Smooth metric measure spaces with non-negative curvature

TL;DR

This paper investigates geometric and spectral properties of complete noncompact smooth metric measure spaces with nonnegative Bakry-Émery Ricci curvature, deriving key estimates and characterizing the structure of such spaces.

Contribution

It provides new gradient estimates for positive $f$-harmonic functions, establishes a sharp spectral bound, and characterizes the structure of spaces where equality holds, including applications to Ricci solitons.

Findings

Gradient estimate for positive $f$-harmonic functions

Sharp upper bound for the bottom spectrum of the $f$-Laplacian

Characterization of spaces with equality as cylinders and implications for Ricci solitons

Abstract

We study both function theoretic and spectral properties on complete noncompact smooth metric measure space $(M,g,e^{-f}dv)$ with nonnegative Bakry-\'{E}mery Ricci curvature.
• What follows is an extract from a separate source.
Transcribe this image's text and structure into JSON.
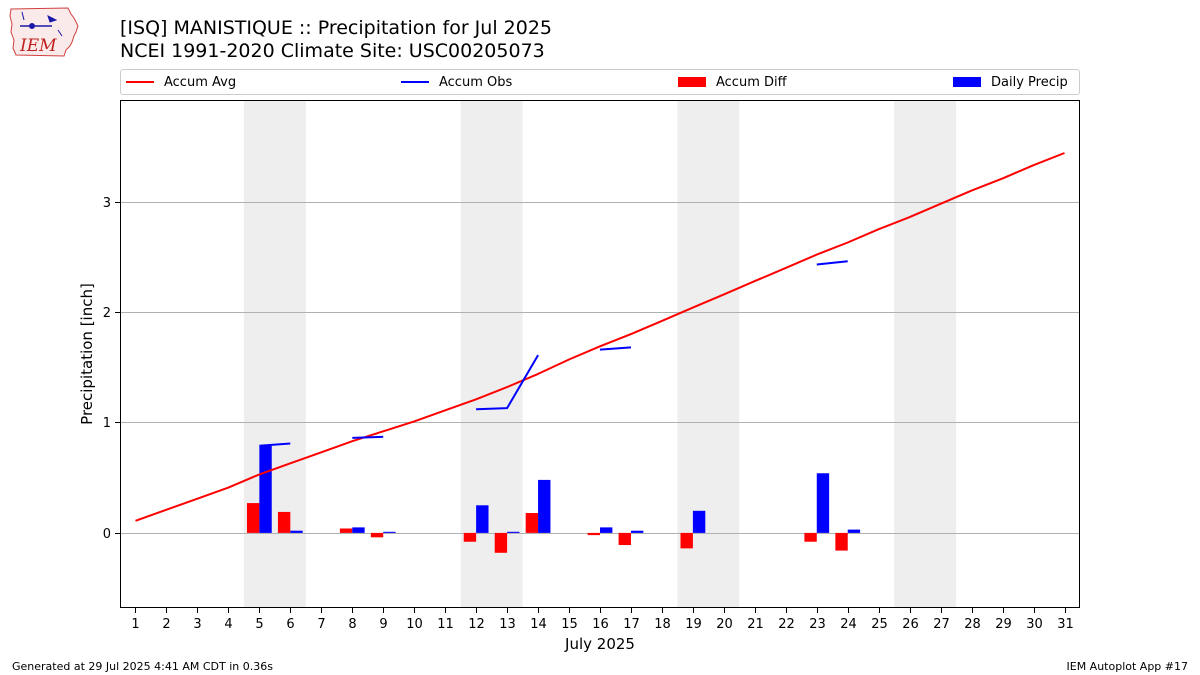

Among other things, we derive a gradient estimate for positive $f$-harmonic functions and obtain as a consequence the strong Liouville property under the optimal sublinear growth assumption on $f.$ We also establish a sharp upper bound of the bottom spectrum of the $f$-Laplacian in terms of the linear growth rate of $f.$ Moreover, we show that if equality holds and $M$ is not connected at infinity, then $M$ must be a cylinder. As an application, we conclude steady Ricci solitons must be connected at infinity.